The Baker's son Derrian died last year in the midst of an insurance fight with Anthem Insurance, Indiana's Medicaid provider. The State denied Derrian an inpatient stay at the Children's Hospital of Pittsburgh to treat Prader Willi Syndrome or PWS, another rare disorder.

"When you're dealing with these issues that create so much stress, you're just exhausted," explained Dan Baker.

"Sometimes these care providers have to let these kids go across state lines to get the help that they need," added Debra Baker.

Derrian's parents have vowed to keep fighting for better treatment options on both the state and federal level.

Now they are getting the attention of Indiana congressmen.

Indiana Congressmen Carson and Visclosky Push for Rare Act

"My heart goes out to Derrian's family," said Congressman Andre Carson (D) Indiana.

"U.S. Rep. Andre Carson (D-IN) talks to Sandra Chapman about why he is proposing new legislation to help people dealing with rare diseases."

Carson and Congressman Ryan Costello (R) Pennsylvania introduced the bi-partisan RARE Act to support patients. Indiana's Peter Visclosky (D) Indiana, also signed on as a co-sponsor.

"We were concerned about the lack of funding, the lack of diagnostics, the lack of awareness from even physicians and healthcare providers," said Carson.

He told 13 Investigates more than 150-rare disease groups have signed onto the legislation.

"We need their help. We need their stories. We need their testimony," he said talking about the groups representing approximately 7-thousand rare diseases in the U.S. "We appreciate your work and 13's work for covering this," Carson continued, highlighting WTHR's previous reports about Derrian Baker and now the legislative efforts and Jocelyn Meggenhofen's case.

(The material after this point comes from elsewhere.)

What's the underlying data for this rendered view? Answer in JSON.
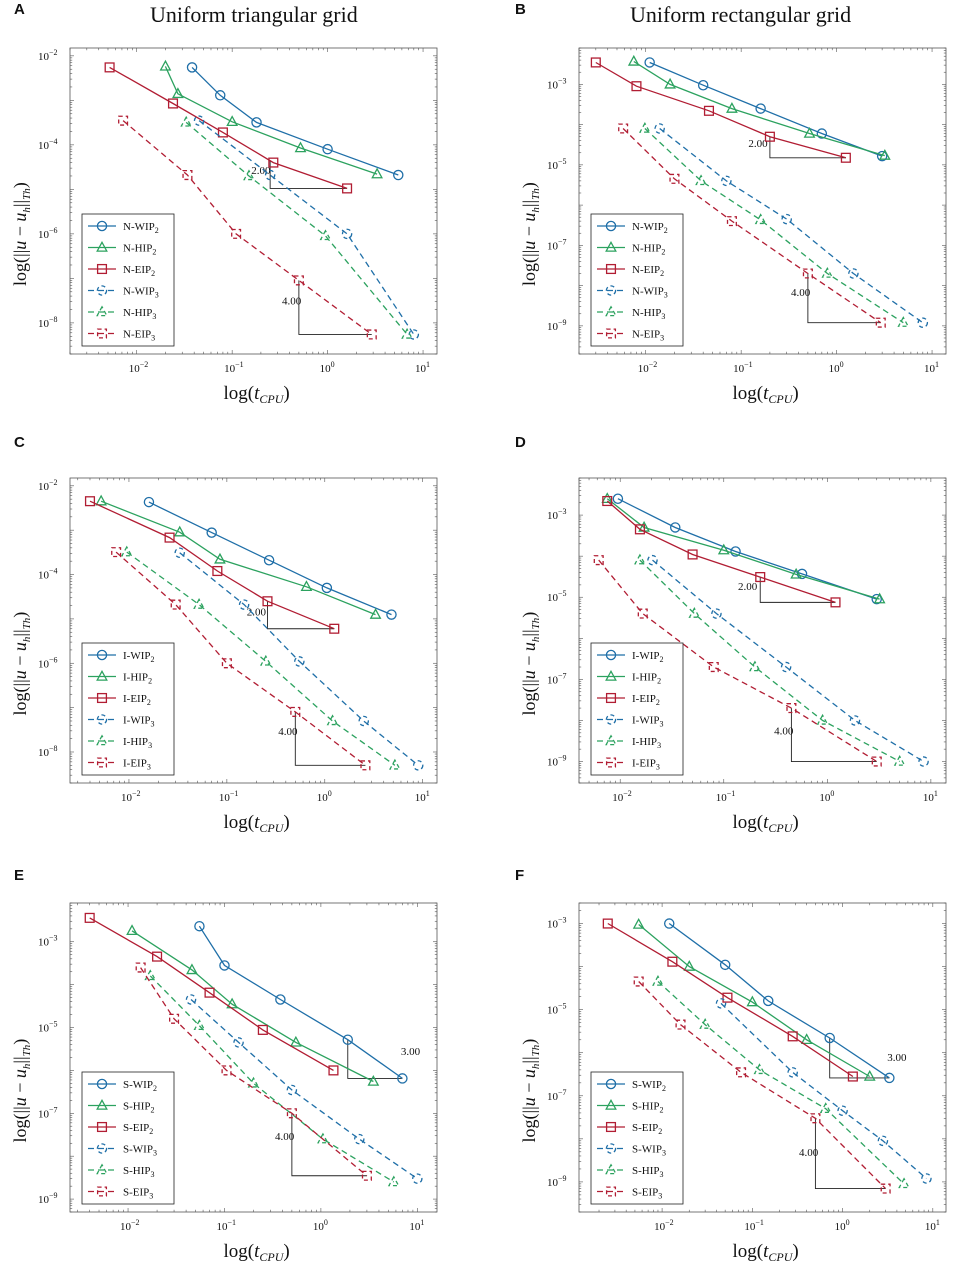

Since December Jocelyn's condition has deteriorated. She lost her ability to walk. In July she was finally admitted to Especially Kids in Shelbyville, a pediatric rehabilitative hospital. Attempts to get her into Especially Kids were denied earlier because she was "too mobile" under facility guidelines.

For now, it is the best answer to a complicated healthcare issue. Jocelyn is getting round the clock care and she's happy.

But that could all change. The Meggenhofens don't know how long the State will allow Jocelyn to stay there, she has to be certified every 90-days.

Bill Seeks $10M Funding Annually

Sponsors of the RARE Act are asking Congress for $10-million dollars in annual funding for research and treatment and another $5-Million a year to create a registry to help the Centers for Disease Control to track rare diseases.

No appropriations were approved for 2019. The Bill remains in committee.

Carson told 13 Investigates the debate for better treatment and healthcare will continue as he and bi-partisan sponsors work to bring more attention to rare diseases.